The solution of $z^n=1$? $$z=e^\frac{2\pi ki}{n}$$

Circle circumference? $$2\pi r$$

Recurrent formulas for $n$-dimensional ball/sphere ’s volume/area?

$$ V_0=1 $$ $$ S_0=2 $$ $$ S_n=2\pi r V_{n-1} $$ $$ V_n=\frac{r}{n}S_{n-1} $$

I would argue that even fractional things like 30° in radians make more sense to be expressed as fractions of a full turn rather than fractions of a half turn.

Tau

Say hello to $\tau$, a relatively young symbol (first proposed in 2010), and set to be exactly $2\pi$. Twice as big, but with only half as many legs. (Although a three-legged pi was proposed even back in 2001.)

It has somehow found its way into some programming languages (Python, Rust, and Java, to name a few) as well as in the minds of people.

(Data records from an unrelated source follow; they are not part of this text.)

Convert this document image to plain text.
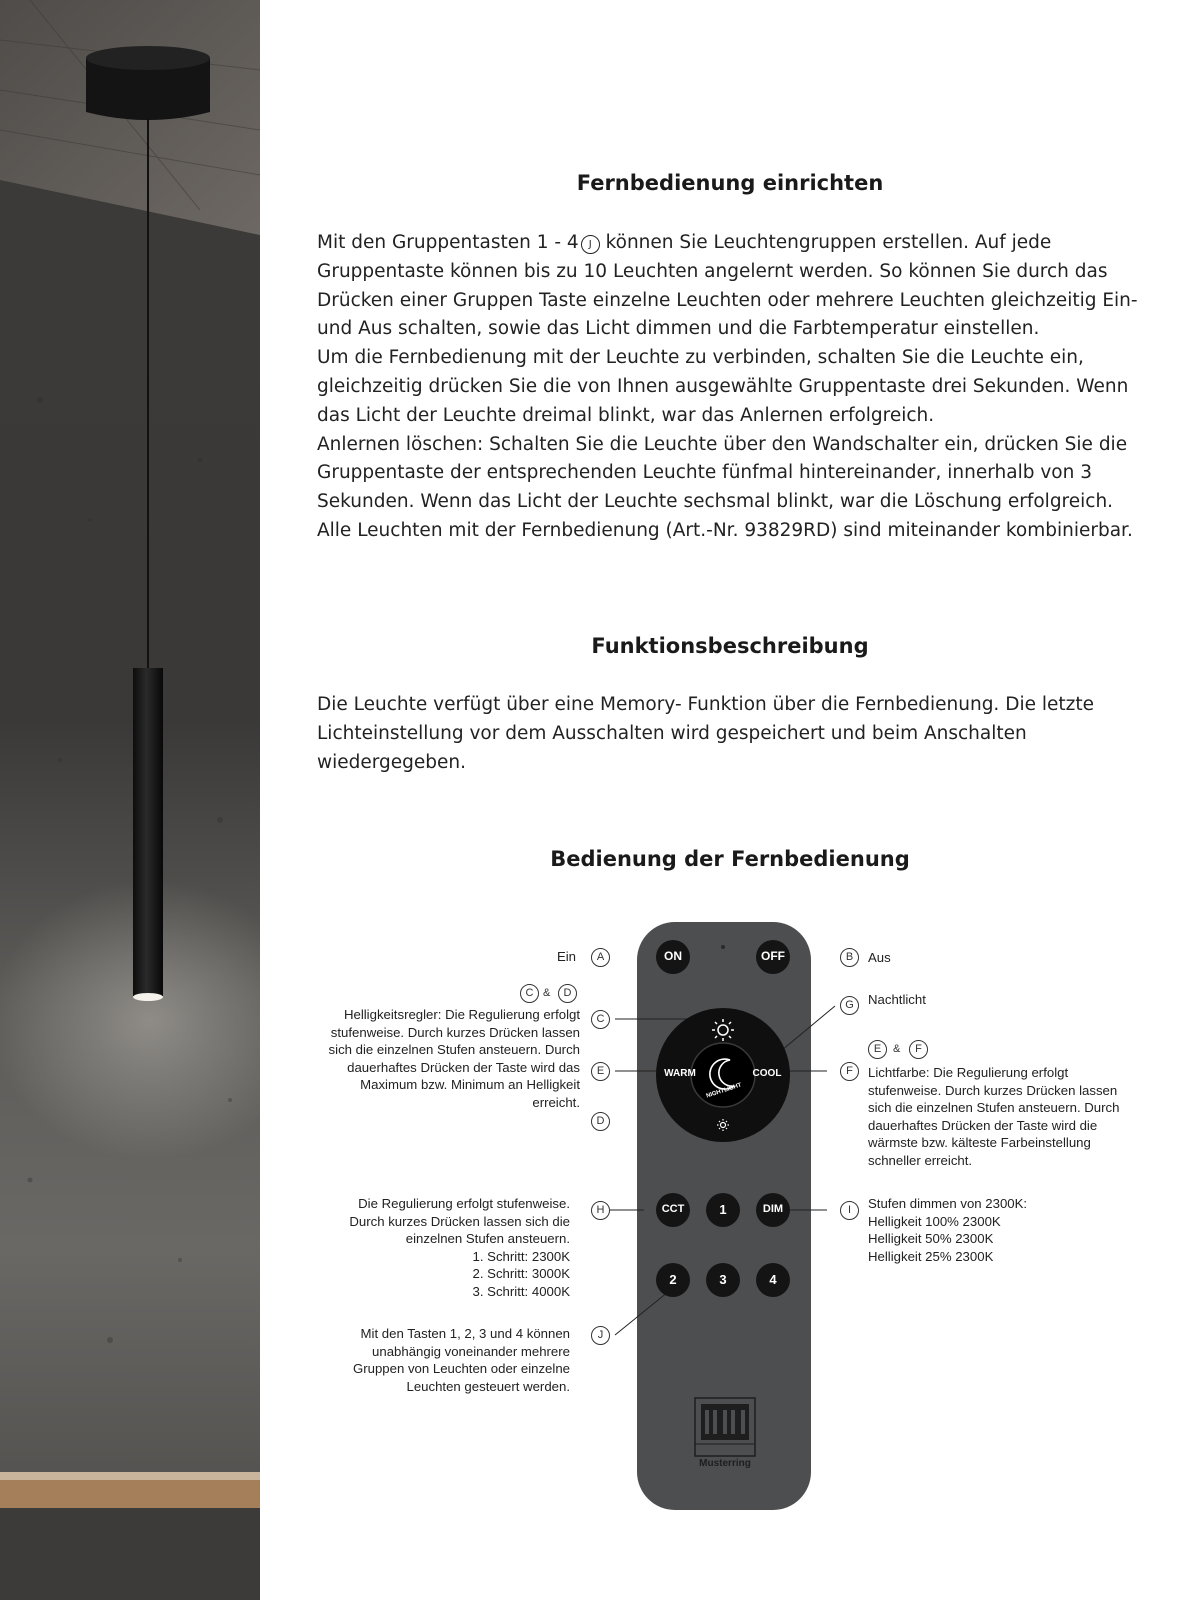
Fernbedienung einrichten

Mit den Gruppentasten 1 - 4 J können Sie Leuchtengruppen erstellen. Auf jede Gruppentaste können bis zu 10 Leuchten angelernt werden. So können Sie durch das Drücken einer Gruppen Taste einzelne Leuchten oder mehrere Leuchten gleichzeitig Ein- und Aus schalten, sowie das Licht dimmen und die Farbtemperatur einstellen.

Um die Fernbedienung mit der Leuchte zu verbinden, schalten Sie die Leuchte ein, gleichzeitig drücken Sie die von Ihnen ausgewählte Gruppentaste drei Sekunden. Wenn das Licht der Leuchte dreimal blinkt, war das Anlernen erfolgreich.

Anlernen löschen: Schalten Sie die Leuchte über den Wandschalter ein, drücken Sie die Gruppentaste der entsprechenden Leuchte fünfmal hintereinander, innerhalb von 3 Sekunden. Wenn das Licht der Leuchte sechsmal blinkt, war die Löschung erfolgreich.

Alle Leuchten mit der Fernbedienung (Art.-Nr. 93829RD) sind miteinander kombinierbar.

Funktionsbeschreibung
Die Leuchte verfügt über eine Memory- Funktion über die Fernbedienung. Die letzte Lichteinstellung vor dem Ausschalten wird gespeichert und beim Anschalten wiedergegeben.
Bedienung der Fernbedienung
ON	OFF
WARM	COOL
NIGHTLIGHT
CCT	1	DIM
2	3	4
Musterring
Ein	A	B	Aus
G	Nachtlicht
C &	D
Helligkeitsregler: Die Regulierung erfolgt
stufenweise. Durch kurzes Drücken lassen
sich die einzelnen Stufen ansteuern. Durch
dauerhaftes Drücken der Taste wird das
Maximum bzw. Minimum an Helligkeit
erreicht.
C
E
D
F
E	&	F
Lichtfarbe: Die Regulierung erfolgt
stufenweise. Durch kurzes Drücken lassen
sich die einzelnen Stufen ansteuern. Durch
dauerhaftes Drücken der Taste wird die
wärmste bzw. kälteste Farbeinstellung
schneller erreicht.
Die Regulierung erfolgt stufenweise.
Durch kurzes Drücken lassen sich die
einzelnen Stufen ansteuern.
1. Schritt: 2300K
2. Schritt: 3000K
3. Schritt: 4000K
H	I	Stufen dimmen von 2300K:
Helligkeit 100% 2300K
Helligkeit 50% 2300K
Helligkeit 25% 2300K
Mit den Tasten 1, 2, 3 und 4 können
unabhängig voneinander mehrere
Gruppen von Leuchten oder einzelne
Leuchten gesteuert werden.
J
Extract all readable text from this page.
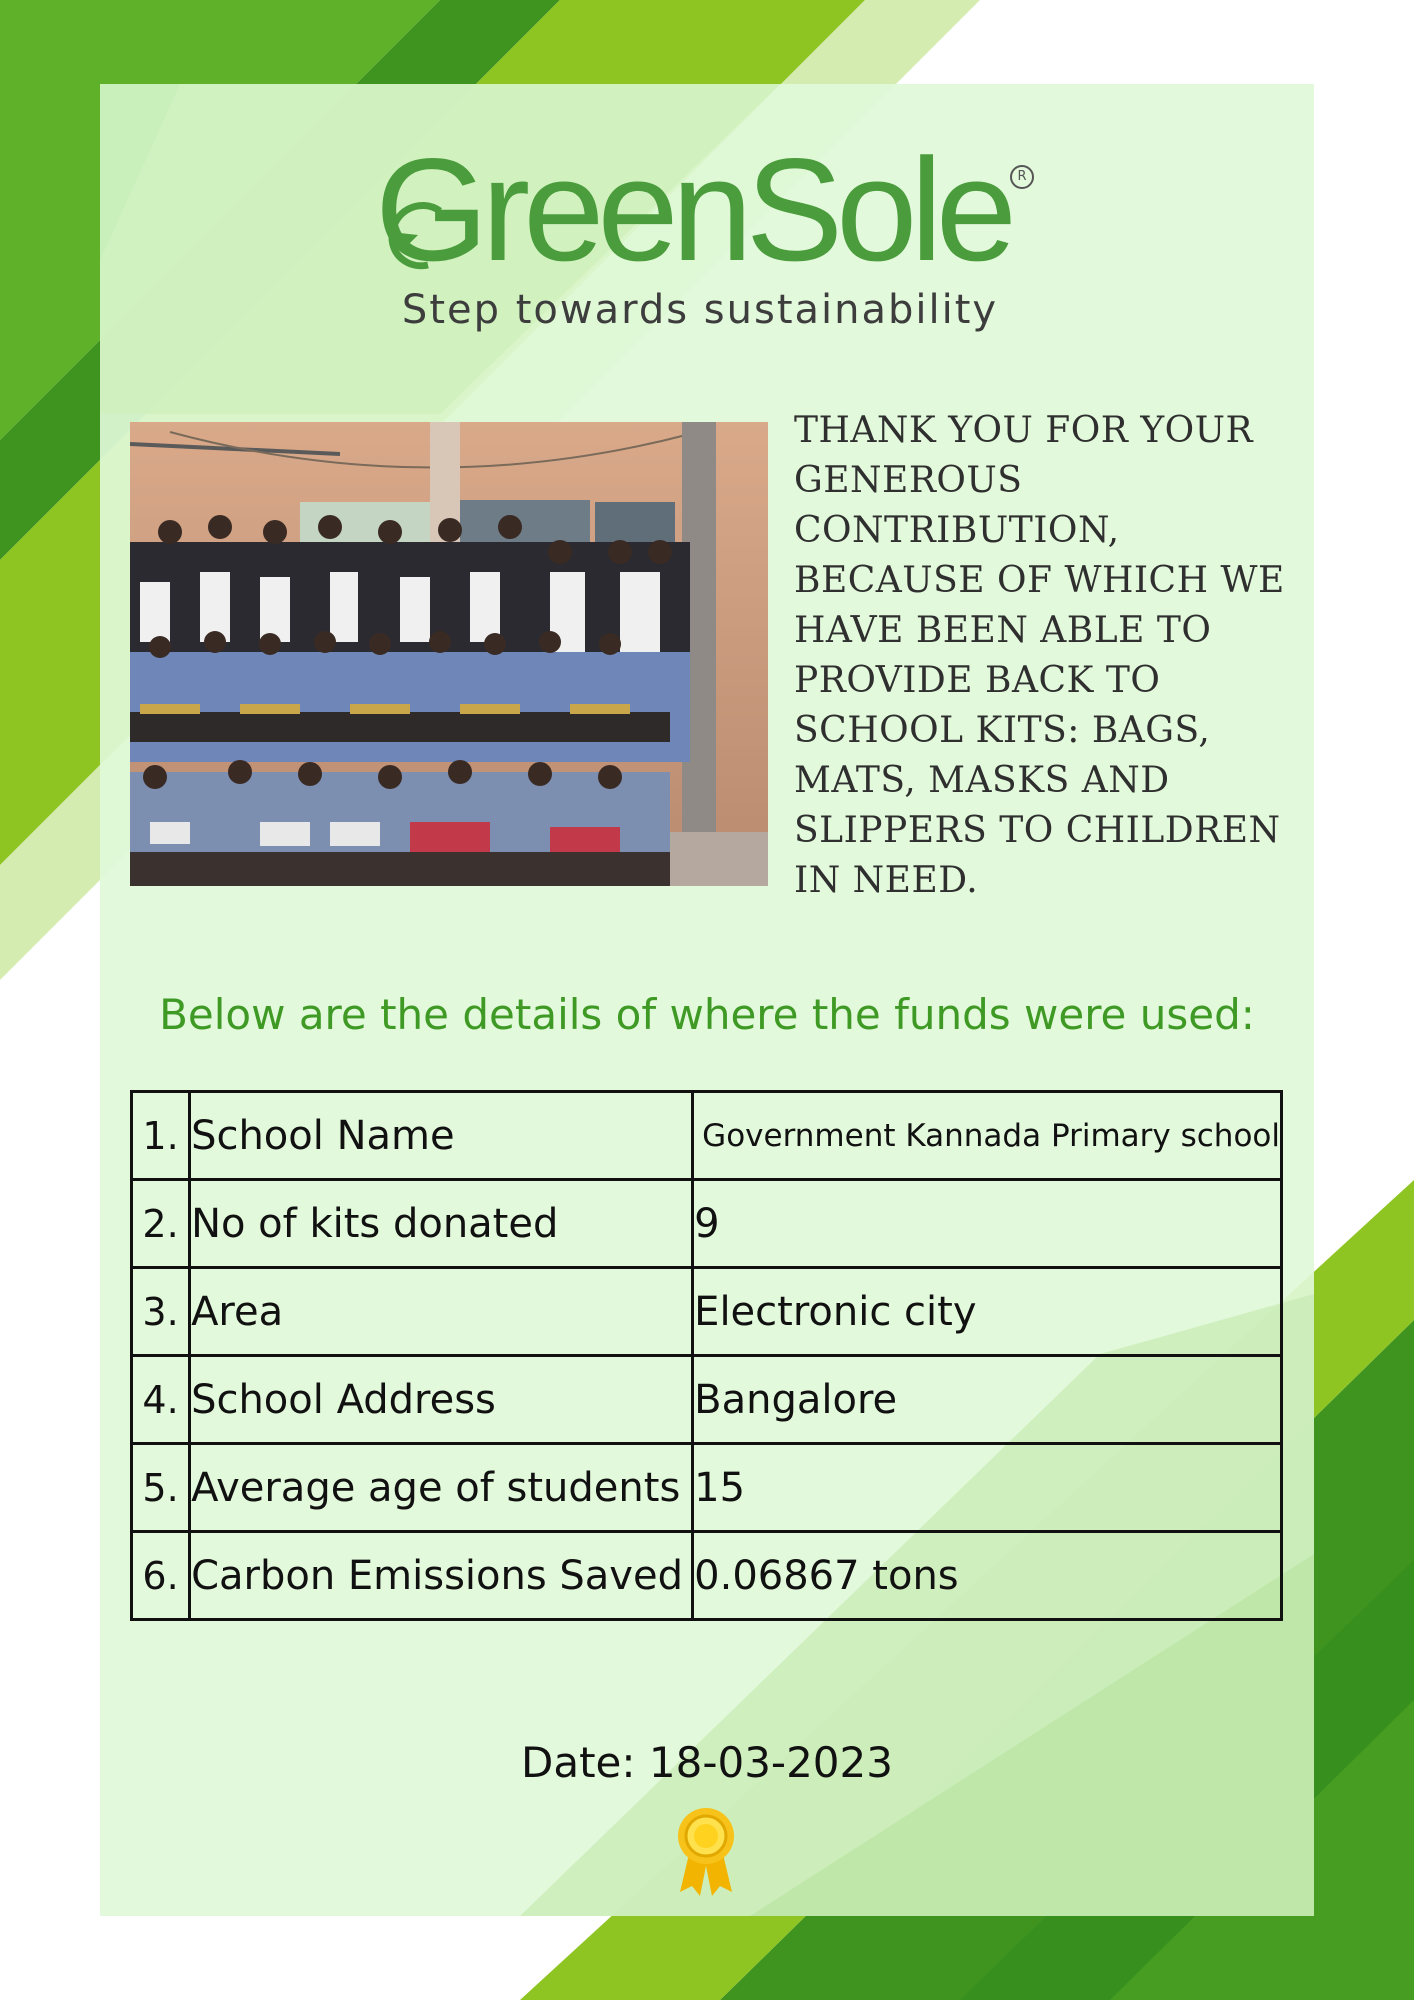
GreenSole R
Step towards sustainability
THANK YOU FOR YOUR GENEROUS CONTRIBUTION, BECAUSE OF WHICH WE HAVE BEEN ABLE TO PROVIDE BACK TO SCHOOL KITS: BAGS, MATS, MASKS AND SLIPPERS TO CHILDREN IN NEED.
Below are the details of where the funds were used:
1.	School Name	Government Kannada Primary school
2.	No of kits donated	9
3.	Area	Electronic city
4.	School Address	Bangalore
5.	Average age of students	15
6.	Carbon Emissions Saved	0.06867 tons
Date: 18-03-2023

I honestly don’t have that much to say about it. I never really understood why someone would need to break the status quo and switch to a different constant, until I actually started noticing the oddly close friendship of $\pi$ & $2$.

Just the other day, I was reading a book about noise-resistant coding and there was a formula

$$ f(y|0)=\frac{1}{\sqrt{\pi N_0}} e^{-\frac{(y+\sqrt{E})^2}{N_0}} $$

Essentially we have a binary value $b$ and we turn it into a rational-valued signal $(-1)^b \sqrt{E}$, where $E$ is some constant of our choice. Then it passes through a noisy channel where a random variable $\eta \sim N(0, \sigma^2)$ gets added to it.

So the formula above is the probability density for observing a given value $y$ on the receiving end of the channel given that $b=0$.

What immediately caught my eye was the pi, without a two and inside a square root, which means it was unlikely that this pi’s two got cancelled out with something else in the fraction. Were the tau-evangelists wrong? Are there actual real-world examples of half a tau appearing in formulas? Nope, turns out that several pages above they defined $\eta$’s variance to be $N_0/2$. So really this $\sqrt{\pi N_0}$ is just the $\sigma\sqrt{2\pi}$ from the normal distribution’s PDF with a shorthand of $2\sigma^2=N_0$ applied. To paraphrase a popular Haskell motto, “Avoid tau at all costs”.

Another thing I wanted to mention is that I’ve been under an impression that tau’s popularity in USA is higher than in other parts of the world (but I may be wrong). Does it say something about the society? Not sure.

Well, that’s all I’ve got for today, go away now.

Addendum

Since decibels can be used to express any ratio, here’s some cool facts:

• The Eiffel Tower is $7.78$ decibels higher than The Leaning Tower of Pisa.
• Russia is $2.493$ decibels larger than USA in terms of area.
• USA population is $3.72$ decibels larger than Russia’s.
• This means that USA is $2.493 + 3.72 \approx 6.21$ decibels more densely populated than Russia.
• You are $105$ decibels taller than an atom.
• Alcohol contents of vodka is $-3.9790$ decibels.
• You spend $-4.77$ decibels of your life asleep.
• A magnitude 5 earthquake releases $15$ decibels more energy than a magnitude 4 one.
• You are $69$ decibels shorter than The Earth and $229$ decibels lighter.
• A hydrogen atom’s electron cloud is $43.2$ decibels wider than its nucleus. This means that pretty much the majority of anything you see around is empty, consisting mostly of the nothingness in-between the atom nuclei & the electrons floating around.

Initially I was going to mention the last fact in this post, in the section about electromagnetism, but genuinely forgot. Alongside with yet another sensory input that gets cut off when you are swimming in a swimming pool: haptic perception. Or, in other words, you feel especially touch-starved while swimming.

• Updates
  • 2024-04-28: an addition of the addendum to add some things I forgot to add initially.